Quand je retournai à mon bureau, Sylvain m’avait laissé un mot, m’invitant à nous retrouver à la cafétéria du dernier étage, pour la pause que l’on s’accordait tous, à un moment ou à un autre dans l’après-midi. Autant nous nous retrouvions fréquemment pour le café du matin et les potins de la veille, autant il était rare que nous refassions le monde l’après-midi ou bien qu’il me dévoile le « back stage » de sa nouvelle vie de garçon rangé qu’il expérimentait et dont il se sentait obligé de me parler, lui aussi étrangement malmené par les ornières du chemin qu’il prenait et qu’il n’était pas certain de pouvoir contourner adroitement, faute de ne pouvoir les apercevoir dans les tournants incertains et douteux de sa propre vie. Autant il était rare de prendre cette pose de l’après-midi tout simplement, l’odeur du café n’étant plus la même que celle dégagée du matin, spoliée par on ne sait quoi des autres interférences des étapes du jour et des esprits de chacun.

En arrivant à quelques mètres de mon bureau, je sus aussitôt que c’était un message venant de lui. Il avait cette façon bien à lui de coller les « auto-collant » bleu pâle avec un liseré rouge des couleurs de BaxterCo, en haut et à gauche de l’écran de l’ordinateur, repliés en pointe, comme les avions aérodynamiques que Jean Paul me construisait quand j’étais enfant et qu’il réchauffait de son haleine, avant de les envoyer très haut dans le ciel, très haut où ils me paraissaient aller, dans ce temps-là.

Il était déjà arrivé, assis sur un haut tabouret, comme pour gagner quelques centimètres encore sur la suffisante hauteur de l’étage. Il regardait dans le lointain. Des traînées blanches déchiraient le ciel bleu. Le soleil commençait à décliner vers l’horizon tapissant le sol d’un grand voile à géométrie variable, encore chaud et presque aveuglant.

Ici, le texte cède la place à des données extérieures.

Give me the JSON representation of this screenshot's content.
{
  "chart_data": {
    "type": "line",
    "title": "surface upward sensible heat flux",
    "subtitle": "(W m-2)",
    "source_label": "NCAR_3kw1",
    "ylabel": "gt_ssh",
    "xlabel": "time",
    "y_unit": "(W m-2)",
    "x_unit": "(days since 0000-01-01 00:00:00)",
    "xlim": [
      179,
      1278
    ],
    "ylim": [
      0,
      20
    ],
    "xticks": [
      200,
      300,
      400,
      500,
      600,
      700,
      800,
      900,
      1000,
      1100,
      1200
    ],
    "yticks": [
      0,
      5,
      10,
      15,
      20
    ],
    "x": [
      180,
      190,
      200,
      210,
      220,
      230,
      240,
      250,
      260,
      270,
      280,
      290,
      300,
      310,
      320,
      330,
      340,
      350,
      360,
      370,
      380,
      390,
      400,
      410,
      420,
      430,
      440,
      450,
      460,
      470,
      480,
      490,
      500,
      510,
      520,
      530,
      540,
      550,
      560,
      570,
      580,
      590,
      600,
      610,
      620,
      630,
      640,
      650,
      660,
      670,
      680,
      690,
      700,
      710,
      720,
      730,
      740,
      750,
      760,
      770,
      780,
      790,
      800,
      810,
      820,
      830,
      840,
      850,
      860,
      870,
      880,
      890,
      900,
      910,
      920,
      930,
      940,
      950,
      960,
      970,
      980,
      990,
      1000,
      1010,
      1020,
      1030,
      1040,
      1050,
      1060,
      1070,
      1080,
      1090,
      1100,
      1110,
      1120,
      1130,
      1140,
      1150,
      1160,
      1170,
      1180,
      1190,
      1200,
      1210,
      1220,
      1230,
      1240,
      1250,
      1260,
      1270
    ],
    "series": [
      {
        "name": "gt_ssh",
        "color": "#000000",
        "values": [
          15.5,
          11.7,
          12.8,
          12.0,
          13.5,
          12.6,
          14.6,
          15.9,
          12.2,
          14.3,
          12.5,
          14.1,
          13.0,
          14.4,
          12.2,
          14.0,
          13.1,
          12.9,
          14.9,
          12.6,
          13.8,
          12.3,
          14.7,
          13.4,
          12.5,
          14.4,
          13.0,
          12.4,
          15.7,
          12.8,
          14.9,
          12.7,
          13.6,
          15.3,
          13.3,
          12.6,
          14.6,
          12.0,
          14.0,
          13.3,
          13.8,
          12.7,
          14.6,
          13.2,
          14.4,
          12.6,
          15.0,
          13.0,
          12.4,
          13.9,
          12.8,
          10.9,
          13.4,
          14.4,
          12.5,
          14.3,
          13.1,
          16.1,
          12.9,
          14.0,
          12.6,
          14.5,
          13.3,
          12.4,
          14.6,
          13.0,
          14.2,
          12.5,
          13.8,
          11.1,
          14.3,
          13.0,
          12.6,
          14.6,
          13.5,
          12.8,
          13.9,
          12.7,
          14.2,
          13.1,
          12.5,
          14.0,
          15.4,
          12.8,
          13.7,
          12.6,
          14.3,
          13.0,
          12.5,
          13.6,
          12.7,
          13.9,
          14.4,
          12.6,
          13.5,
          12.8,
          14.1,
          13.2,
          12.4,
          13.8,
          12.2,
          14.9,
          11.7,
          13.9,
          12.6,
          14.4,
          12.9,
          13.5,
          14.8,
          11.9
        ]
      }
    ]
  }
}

On ne baissait pas déjà les stores à lamelles, on avait toujours dans l’esprit les longueurs des grisailles de l’hiver, faim encore de cette lumière qu’on finirait par devoir contrôler, filtrer, à force d’en être trop rapidement rassasiés et dominés. Je m’installai près de lui, sur un tabouret identique, déjà tourné vers la grande vitre et plongeai instinctivement mon regard au-dessous, sur cette ville apparemment si petite et si innocente. Ma vision se perdit, comme la sienne, dans le formidable panorama qui s’étendait au-delà du simple discernement. Pour enfin se reprendre et focaliser sur tout ce qui se reflétait sur le miroir transparent que la baie vitrée était devenue. Et je distinguai Sylvain, toujours immobile et dans sa rêverie dont je le sortis sans ménagement.

« Alors ? As-tu découvert quelque chose d’intéressant ? Rien sans doute…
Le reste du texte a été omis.